The download function will return the location of the downloaded PDF file, if the download was successful. In other cases, the download will return False.

This example uses the Crossref plugin to fetch a PDF URL for a DOI. Note that the plugin call only tries to retrieve an URL. It does not try to fetch a PDF.

from doi_downloader import loader as ld

doi = "10.1038/s41586-020-2649-2"
pdf_url = ld.plugins['CrossrefPlugin'].get_pdf_url(doi)
print(f'{doi}: {pdf_url}')

The names of the plugins in the code are: CoreacukPlugin, CrossrefPlugin, GoogleScholarSerpAPIPlugin and UnpaywallPlugin. Not all plugins are successful in recovering a URL for the example DOI. If a plugin cannot find a URL for the DOI, it will return None.

3. Reading DOIs from a CSV file and retrieving the PDF URLs

This example reads DOIs from a CSV file and uses the Crossref plugin to fetch a PDF URL for each DOI.

from doi_downloader import csv, loader as ld
import os

doi_list = csv.load_dois_from_file(os.path.abspath("doi_examples.csv"), "doi")
for doi in doi_list:
    pdf_url = ld.plugins['CrossrefPlugin'].get_pdf_url(doi, use_cache=True)
    print(f'{doi}: {pdf_url}')

The example file contains two DOIs. The plugin finds a URL for one of them but not for the other.

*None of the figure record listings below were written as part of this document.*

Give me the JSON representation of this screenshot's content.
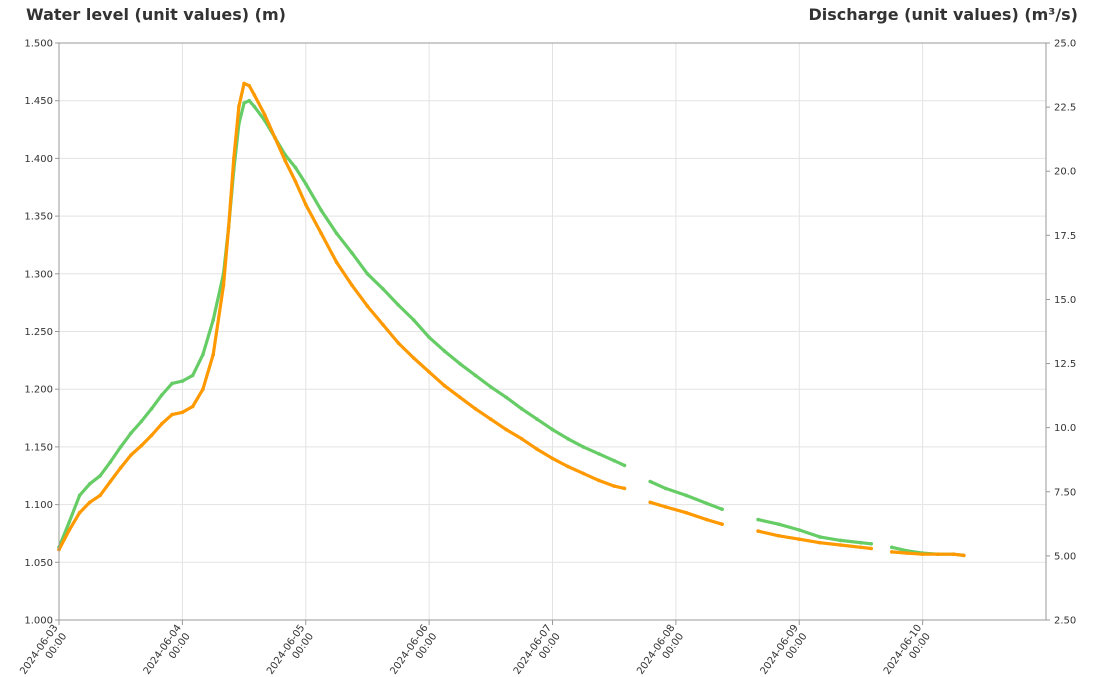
{
  "chart_data": {
    "type": "line",
    "title": "",
    "ylabel": "Water level (unit values) (m)",
    "y2label": "Discharge (unit values) (m³/s)",
    "ylim": [
      1.0,
      1.5
    ],
    "y2lim": [
      2.5,
      25.0
    ],
    "y_ticks": [
      "1.000",
      "1.050",
      "1.100",
      "1.150",
      "1.200",
      "1.250",
      "1.300",
      "1.350",
      "1.400",
      "1.450",
      "1.500"
    ],
    "y2_ticks": [
      "2.50",
      "5.00",
      "7.50",
      "10.0",
      "12.5",
      "15.0",
      "17.5",
      "20.0",
      "22.5",
      "25.0"
    ],
    "x_ticks": [
      {
        "date": "2024-06-03",
        "time": "00:00"
      },
      {
        "date": "2024-06-04",
        "time": "00:00"
      },
      {
        "date": "2024-06-05",
        "time": "00:00"
      },
      {
        "date": "2024-06-06",
        "time": "00:00"
      },
      {
        "date": "2024-06-07",
        "time": "00:00"
      },
      {
        "date": "2024-06-08",
        "time": "00:00"
      },
      {
        "date": "2024-06-09",
        "time": "00:00"
      },
      {
        "date": "2024-06-10",
        "time": "00:00"
      }
    ],
    "xlim": [
      "2024-06-03 00:00",
      "2024-06-11 00:00"
    ],
    "grid": true,
    "series": [
      {
        "color": "#66cc66",
        "axis": "left",
        "segments": [
          [
            [
              "2024-06-03 00:00",
              1.063
            ],
            [
              "2024-06-03 02:00",
              1.085
            ],
            [
              "2024-06-03 04:00",
              1.108
            ],
            [
              "2024-06-03 06:00",
              1.118
            ],
            [
              "2024-06-03 08:00",
              1.125
            ],
            [
              "2024-06-03 10:00",
              1.137
            ],
            [
              "2024-06-03 12:00",
              1.15
            ],
            [
              "2024-06-03 14:00",
              1.162
            ],
            [
              "2024-06-03 16:00",
              1.172
            ],
            [
              "2024-06-03 18:00",
              1.183
            ],
            [
              "2024-06-03 20:00",
              1.195
            ],
            [
              "2024-06-03 22:00",
              1.205
            ],
            [
              "2024-06-04 00:00",
              1.207
            ],
            [
              "2024-06-04 02:00",
              1.212
            ],
            [
              "2024-06-04 04:00",
              1.23
            ],
            [
              "2024-06-04 06:00",
              1.26
            ],
            [
              "2024-06-04 08:00",
              1.3
            ],
            [
              "2024-06-04 09:00",
              1.34
            ],
            [
              "2024-06-04 10:00",
              1.39
            ],
            [
              "2024-06-04 11:00",
              1.43
            ],
            [
              "2024-06-04 12:00",
              1.448
            ],
            [
              "2024-06-04 13:00",
              1.45
            ],
            [
              "2024-06-04 14:00",
              1.445
            ],
            [
              "2024-06-04 16:00",
              1.433
            ],
            [
              "2024-06-04 18:00",
              1.418
            ],
            [
              "2024-06-04 20:00",
              1.403
            ],
            [
              "2024-06-04 22:00",
              1.392
            ],
            [
              "2024-06-05 00:00",
              1.378
            ],
            [
              "2024-06-05 03:00",
              1.355
            ],
            [
              "2024-06-05 06:00",
              1.335
            ],
            [
              "2024-06-05 09:00",
              1.318
            ],
            [
              "2024-06-05 12:00",
              1.3
            ],
            [
              "2024-06-05 15:00",
              1.287
            ],
            [
              "2024-06-05 18:00",
              1.273
            ],
            [
              "2024-06-05 21:00",
              1.26
            ],
            [
              "2024-06-06 00:00",
              1.245
            ],
            [
              "2024-06-06 03:00",
              1.233
            ],
            [
              "2024-06-06 06:00",
              1.222
            ],
            [
              "2024-06-06 09:00",
              1.212
            ],
            [
              "2024-06-06 12:00",
              1.202
            ],
            [
              "2024-06-06 15:00",
              1.193
            ],
            [
              "2024-06-06 18:00",
              1.183
            ],
            [
              "2024-06-06 21:00",
              1.174
            ],
            [
              "2024-06-07 00:00",
              1.165
            ],
            [
              "2024-06-07 03:00",
              1.157
            ],
            [
              "2024-06-07 06:00",
              1.15
            ],
            [
              "2024-06-07 09:00",
              1.144
            ],
            [
              "2024-06-07 12:00",
              1.138
            ],
            [
              "2024-06-07 14:00",
              1.134
            ]
          ],
          [
            [
              "2024-06-07 19:00",
              1.12
            ],
            [
              "2024-06-07 22:00",
              1.114
            ],
            [
              "2024-06-08 02:00",
              1.108
            ],
            [
              "2024-06-08 06:00",
              1.101
            ],
            [
              "2024-06-08 09:00",
              1.096
            ]
          ],
          [
            [
              "2024-06-08 16:00",
              1.087
            ],
            [
              "2024-06-08 20:00",
              1.083
            ],
            [
              "2024-06-09 00:00",
              1.078
            ],
            [
              "2024-06-09 04:00",
              1.072
            ],
            [
              "2024-06-09 08:00",
              1.069
            ],
            [
              "2024-06-09 12:00",
              1.067
            ],
            [
              "2024-06-09 14:00",
              1.066
            ]
          ],
          [
            [
              "2024-06-09 18:00",
              1.063
            ],
            [
              "2024-06-09 21:00",
              1.06
            ],
            [
              "2024-06-10 00:00",
              1.058
            ],
            [
              "2024-06-10 03:00",
              1.057
            ],
            [
              "2024-06-10 06:00",
              1.057
            ],
            [
              "2024-06-10 08:00",
              1.056
            ]
          ]
        ]
      },
      {
        "color": "#ff9900",
        "axis": "left",
        "segments": [
          [
            [
              "2024-06-03 00:00",
              1.061
            ],
            [
              "2024-06-03 02:00",
              1.078
            ],
            [
              "2024-06-03 04:00",
              1.093
            ],
            [
              "2024-06-03 06:00",
              1.102
            ],
            [
              "2024-06-03 08:00",
              1.108
            ],
            [
              "2024-06-03 10:00",
              1.12
            ],
            [
              "2024-06-03 12:00",
              1.132
            ],
            [
              "2024-06-03 14:00",
              1.143
            ],
            [
              "2024-06-03 16:00",
              1.151
            ],
            [
              "2024-06-03 18:00",
              1.16
            ],
            [
              "2024-06-03 20:00",
              1.17
            ],
            [
              "2024-06-03 22:00",
              1.178
            ],
            [
              "2024-06-04 00:00",
              1.18
            ],
            [
              "2024-06-04 02:00",
              1.185
            ],
            [
              "2024-06-04 04:00",
              1.2
            ],
            [
              "2024-06-04 06:00",
              1.23
            ],
            [
              "2024-06-04 08:00",
              1.29
            ],
            [
              "2024-06-04 09:00",
              1.34
            ],
            [
              "2024-06-04 10:00",
              1.4
            ],
            [
              "2024-06-04 11:00",
              1.445
            ],
            [
              "2024-06-04 12:00",
              1.465
            ],
            [
              "2024-06-04 13:00",
              1.463
            ],
            [
              "2024-06-04 14:00",
              1.455
            ],
            [
              "2024-06-04 16:00",
              1.438
            ],
            [
              "2024-06-04 18:00",
              1.418
            ],
            [
              "2024-06-04 20:00",
              1.398
            ],
            [
              "2024-06-04 22:00",
              1.38
            ],
            [
              "2024-06-05 00:00",
              1.36
            ],
            [
              "2024-06-05 03:00",
              1.335
            ],
            [
              "2024-06-05 06:00",
              1.31
            ],
            [
              "2024-06-05 09:00",
              1.29
            ],
            [
              "2024-06-05 12:00",
              1.272
            ],
            [
              "2024-06-05 15:00",
              1.256
            ],
            [
              "2024-06-05 18:00",
              1.24
            ],
            [
              "2024-06-05 21:00",
              1.227
            ],
            [
              "2024-06-06 00:00",
              1.215
            ],
            [
              "2024-06-06 03:00",
              1.203
            ],
            [
              "2024-06-06 06:00",
              1.193
            ],
            [
              "2024-06-06 09:00",
              1.183
            ],
            [
              "2024-06-06 12:00",
              1.174
            ],
            [
              "2024-06-06 15:00",
              1.165
            ],
            [
              "2024-06-06 18:00",
              1.157
            ],
            [
              "2024-06-06 21:00",
              1.148
            ],
            [
              "2024-06-07 00:00",
              1.14
            ],
            [
              "2024-06-07 03:00",
              1.133
            ],
            [
              "2024-06-07 06:00",
              1.127
            ],
            [
              "2024-06-07 09:00",
              1.121
            ],
            [
              "2024-06-07 12:00",
              1.116
            ],
            [
              "2024-06-07 14:00",
              1.114
            ]
          ],
          [
            [
              "2024-06-07 19:00",
              1.102
            ],
            [
              "2024-06-07 22:00",
              1.098
            ],
            [
              "2024-06-08 02:00",
              1.093
            ],
            [
              "2024-06-08 06:00",
              1.087
            ],
            [
              "2024-06-08 09:00",
              1.083
            ]
          ],
          [
            [
              "2024-06-08 16:00",
              1.077
            ],
            [
              "2024-06-08 20:00",
              1.073
            ],
            [
              "2024-06-09 00:00",
              1.07
            ],
            [
              "2024-06-09 04:00",
              1.067
            ],
            [
              "2024-06-09 08:00",
              1.065
            ],
            [
              "2024-06-09 12:00",
              1.063
            ],
            [
              "2024-06-09 14:00",
              1.062
            ]
          ],
          [
            [
              "2024-06-09 18:00",
              1.059
            ],
            [
              "2024-06-09 21:00",
              1.058
            ],
            [
              "2024-06-10 00:00",
              1.057
            ],
            [
              "2024-06-10 03:00",
              1.057
            ],
            [
              "2024-06-10 06:00",
              1.057
            ],
            [
              "2024-06-10 08:00",
              1.056
            ]
          ]
        ]
      }
    ]
  }
}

4. Reading DOIs from a CSV file and retrieving the PDFs

This example reads DOIs from a CSV file, uses the Crossref plugin to fetch a URL and tries to download the associated PDF.

from doi_downloader import csv, loader as ld, pdf_download as pdf_dl
import os

doi_list = csv.load_dois_from_file(os.path.abspath("doi_examples.csv"), "doi")
for doi in doi_list:
    pdf_url = ld.plugins['CrossrefPlugin'].get_pdf_url(doi, use_cache=True)
    if pdf_url:
        safe_filename = doi.replace("/", "_").replace(".", "_") + ".pdf"
        downloaded_file = pdf_dl.download_pdf(pdf_url, safe_filename, "downloads")
        if downloaded_file:
            print(f"Downloaded {doi} to {downloaded_file}")
    if not pdf_url or not downloaded_file:
        print(f"Failed to download {doi} ({pdf_url})")

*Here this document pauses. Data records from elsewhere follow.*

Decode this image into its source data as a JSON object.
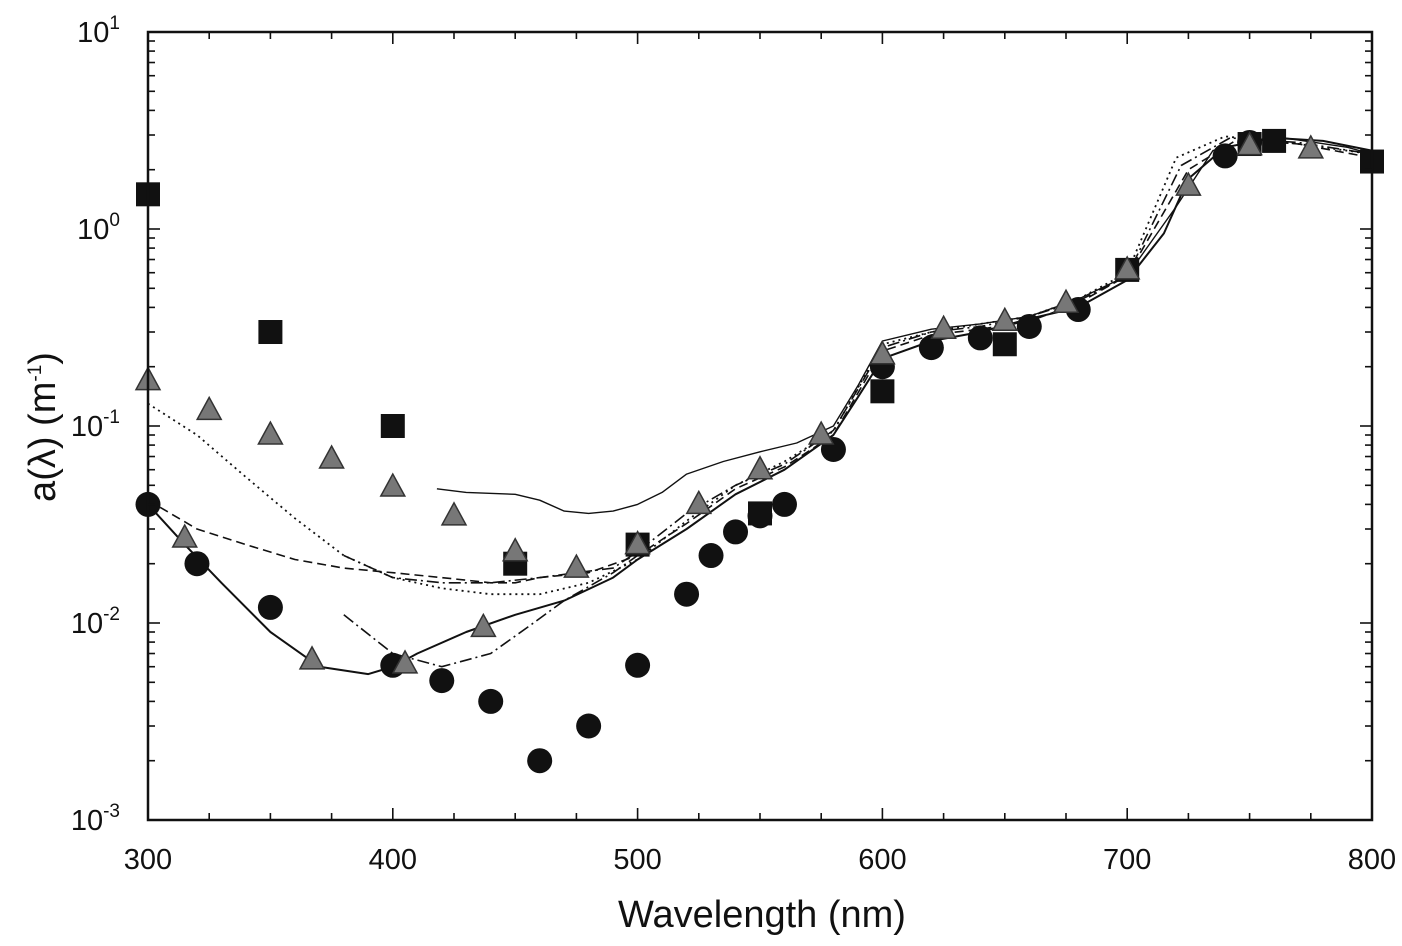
{
  "chart_data": {
    "type": "scatter",
    "title": "",
    "xlabel": "Wavelength (nm)",
    "ylabel": "a(λ) (m",
    "ylabel_sup": "-1",
    "ylabel_tail": ")",
    "xlim": [
      300,
      800
    ],
    "ylim": [
      0.001,
      10
    ],
    "yscale": "log",
    "grid": false,
    "legend": "none",
    "x_ticks": [
      {
        "value": 300,
        "label": "300"
      },
      {
        "value": 400,
        "label": "400"
      },
      {
        "value": 500,
        "label": "500"
      },
      {
        "value": 600,
        "label": "600"
      },
      {
        "value": 700,
        "label": "700"
      },
      {
        "value": 800,
        "label": "800"
      }
    ],
    "y_ticks": [
      {
        "value": 0.001,
        "base": "10",
        "exp": "-3"
      },
      {
        "value": 0.01,
        "base": "10",
        "exp": "-2"
      },
      {
        "value": 0.1,
        "base": "10",
        "exp": "-1"
      },
      {
        "value": 1,
        "base": "10",
        "exp": "0"
      },
      {
        "value": 10,
        "base": "10",
        "exp": "1"
      }
    ],
    "markers": [
      {
        "marker": "square",
        "color": "#111111",
        "points": [
          [
            300,
            1.5
          ],
          [
            350,
            0.3
          ],
          [
            400,
            0.1
          ],
          [
            450,
            0.02
          ],
          [
            500,
            0.025
          ],
          [
            550,
            0.036
          ],
          [
            600,
            0.15
          ],
          [
            650,
            0.26
          ],
          [
            700,
            0.62
          ],
          [
            750,
            2.7
          ],
          [
            760,
            2.8
          ],
          [
            800,
            2.2
          ]
        ]
      },
      {
        "marker": "circle",
        "color": "#111111",
        "points": [
          [
            300,
            0.04
          ],
          [
            320,
            0.02
          ],
          [
            350,
            0.012
          ],
          [
            400,
            0.0061
          ],
          [
            420,
            0.0051
          ],
          [
            440,
            0.004
          ],
          [
            460,
            0.002
          ],
          [
            480,
            0.003
          ],
          [
            500,
            0.0061
          ],
          [
            520,
            0.014
          ],
          [
            530,
            0.022
          ],
          [
            540,
            0.029
          ],
          [
            550,
            0.035
          ],
          [
            560,
            0.04
          ],
          [
            580,
            0.076
          ],
          [
            600,
            0.2
          ],
          [
            620,
            0.25
          ],
          [
            640,
            0.28
          ],
          [
            660,
            0.32
          ],
          [
            680,
            0.39
          ],
          [
            740,
            2.35
          ],
          [
            750,
            2.75
          ]
        ]
      },
      {
        "marker": "triangle",
        "color": "#777777",
        "points": [
          [
            300,
            0.17
          ],
          [
            325,
            0.12
          ],
          [
            350,
            0.09
          ],
          [
            375,
            0.068
          ],
          [
            400,
            0.049
          ],
          [
            425,
            0.035
          ],
          [
            450,
            0.023
          ],
          [
            475,
            0.019
          ],
          [
            500,
            0.025
          ],
          [
            525,
            0.04
          ],
          [
            550,
            0.06
          ],
          [
            575,
            0.09
          ],
          [
            600,
            0.23
          ],
          [
            625,
            0.31
          ],
          [
            650,
            0.34
          ],
          [
            675,
            0.42
          ],
          [
            700,
            0.62
          ],
          [
            725,
            1.65
          ],
          [
            750,
            2.65
          ],
          [
            775,
            2.55
          ],
          [
            315,
            0.027
          ],
          [
            367,
            0.0065
          ],
          [
            405,
            0.0062
          ],
          [
            437,
            0.0095
          ]
        ]
      }
    ],
    "curves": [
      {
        "style": "solid",
        "points": [
          [
            300,
            0.04
          ],
          [
            315,
            0.025
          ],
          [
            330,
            0.016
          ],
          [
            350,
            0.009
          ],
          [
            370,
            0.006
          ],
          [
            390,
            0.0055
          ],
          [
            400,
            0.006
          ],
          [
            410,
            0.007
          ],
          [
            430,
            0.009
          ],
          [
            450,
            0.011
          ],
          [
            470,
            0.013
          ],
          [
            490,
            0.017
          ],
          [
            500,
            0.021
          ],
          [
            520,
            0.03
          ],
          [
            540,
            0.045
          ],
          [
            560,
            0.06
          ],
          [
            580,
            0.09
          ],
          [
            590,
            0.14
          ],
          [
            600,
            0.22
          ],
          [
            620,
            0.27
          ],
          [
            640,
            0.3
          ],
          [
            660,
            0.35
          ],
          [
            680,
            0.4
          ],
          [
            700,
            0.55
          ],
          [
            715,
            0.95
          ],
          [
            725,
            1.8
          ],
          [
            740,
            2.6
          ],
          [
            760,
            2.9
          ],
          [
            780,
            2.8
          ],
          [
            800,
            2.5
          ]
        ]
      },
      {
        "style": "solid-thin",
        "points": [
          [
            418,
            0.048
          ],
          [
            430,
            0.046
          ],
          [
            450,
            0.045
          ],
          [
            460,
            0.042
          ],
          [
            470,
            0.037
          ],
          [
            480,
            0.036
          ],
          [
            490,
            0.037
          ],
          [
            500,
            0.04
          ],
          [
            510,
            0.046
          ],
          [
            520,
            0.057
          ],
          [
            535,
            0.066
          ],
          [
            550,
            0.074
          ],
          [
            565,
            0.082
          ],
          [
            580,
            0.1
          ],
          [
            590,
            0.16
          ],
          [
            600,
            0.27
          ],
          [
            620,
            0.31
          ],
          [
            640,
            0.33
          ],
          [
            660,
            0.36
          ],
          [
            680,
            0.44
          ],
          [
            700,
            0.58
          ],
          [
            720,
            1.3
          ],
          [
            735,
            2.5
          ],
          [
            760,
            2.95
          ],
          [
            790,
            2.6
          ],
          [
            800,
            2.4
          ]
        ]
      },
      {
        "style": "dashed",
        "points": [
          [
            300,
            0.042
          ],
          [
            320,
            0.03
          ],
          [
            340,
            0.025
          ],
          [
            360,
            0.021
          ],
          [
            380,
            0.019
          ],
          [
            400,
            0.018
          ],
          [
            420,
            0.017
          ],
          [
            440,
            0.016
          ],
          [
            450,
            0.016
          ],
          [
            460,
            0.017
          ],
          [
            480,
            0.018
          ],
          [
            500,
            0.022
          ],
          [
            520,
            0.032
          ],
          [
            540,
            0.048
          ],
          [
            560,
            0.062
          ],
          [
            580,
            0.09
          ],
          [
            600,
            0.24
          ],
          [
            620,
            0.29
          ],
          [
            640,
            0.31
          ],
          [
            660,
            0.34
          ],
          [
            680,
            0.42
          ],
          [
            700,
            0.58
          ],
          [
            725,
            2.0
          ],
          [
            745,
            2.85
          ],
          [
            770,
            2.7
          ],
          [
            800,
            2.3
          ]
        ]
      },
      {
        "style": "dash-dot",
        "points": [
          [
            380,
            0.022
          ],
          [
            400,
            0.017
          ],
          [
            420,
            0.016
          ],
          [
            440,
            0.016
          ],
          [
            460,
            0.017
          ],
          [
            475,
            0.018
          ],
          [
            490,
            0.019
          ],
          [
            500,
            0.023
          ],
          [
            520,
            0.036
          ],
          [
            540,
            0.05
          ],
          [
            560,
            0.064
          ],
          [
            580,
            0.095
          ],
          [
            600,
            0.25
          ],
          [
            620,
            0.3
          ],
          [
            640,
            0.32
          ],
          [
            660,
            0.36
          ],
          [
            680,
            0.43
          ],
          [
            700,
            0.58
          ],
          [
            722,
            2.1
          ],
          [
            742,
            2.9
          ],
          [
            770,
            2.75
          ],
          [
            800,
            2.4
          ]
        ]
      },
      {
        "style": "dash-dot",
        "points": [
          [
            380,
            0.011
          ],
          [
            400,
            0.007
          ],
          [
            420,
            0.006
          ],
          [
            440,
            0.007
          ],
          [
            455,
            0.0095
          ],
          [
            470,
            0.013
          ],
          [
            490,
            0.018
          ],
          [
            500,
            0.022
          ]
        ]
      },
      {
        "style": "dotted",
        "points": [
          [
            300,
            0.13
          ],
          [
            320,
            0.09
          ],
          [
            340,
            0.055
          ],
          [
            360,
            0.034
          ],
          [
            380,
            0.022
          ],
          [
            400,
            0.017
          ],
          [
            420,
            0.015
          ],
          [
            440,
            0.014
          ],
          [
            460,
            0.014
          ],
          [
            480,
            0.016
          ],
          [
            500,
            0.021
          ],
          [
            520,
            0.033
          ],
          [
            540,
            0.05
          ],
          [
            560,
            0.066
          ],
          [
            580,
            0.094
          ],
          [
            600,
            0.26
          ],
          [
            620,
            0.3
          ],
          [
            640,
            0.33
          ],
          [
            660,
            0.36
          ],
          [
            680,
            0.44
          ],
          [
            700,
            0.6
          ],
          [
            720,
            2.3
          ],
          [
            740,
            2.95
          ],
          [
            770,
            2.7
          ],
          [
            800,
            2.4
          ]
        ]
      }
    ]
  }
}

The example file contains two DOIs. The plugin finds a URL for one of them and manages to download a PDF from the URL. For the other DOI, no URL was found.

5. Using multiple plugins for retrieving the PDFs

This example uses all plugins through a helper function ddl.download that attempts to download the PDFs.

from doi_downloader import csv, doi_downloader as ddl
import os

doi_list = csv.load_dois_from_file(os.path.abspath("doi_examples.csv"), "doi")
for doi in doi_list:
    if ddl.download(doi, output_dir="downloads", force_download=True):
        print(f"Download successful for doi {doi}")

The plugins will be called in alphabetical order of the names until one of them finds a URL from which a PDF can be downloaded. Other plugins will not be called. If plugin finds a url, it will print a message. When a download is successful, an extra message is shown.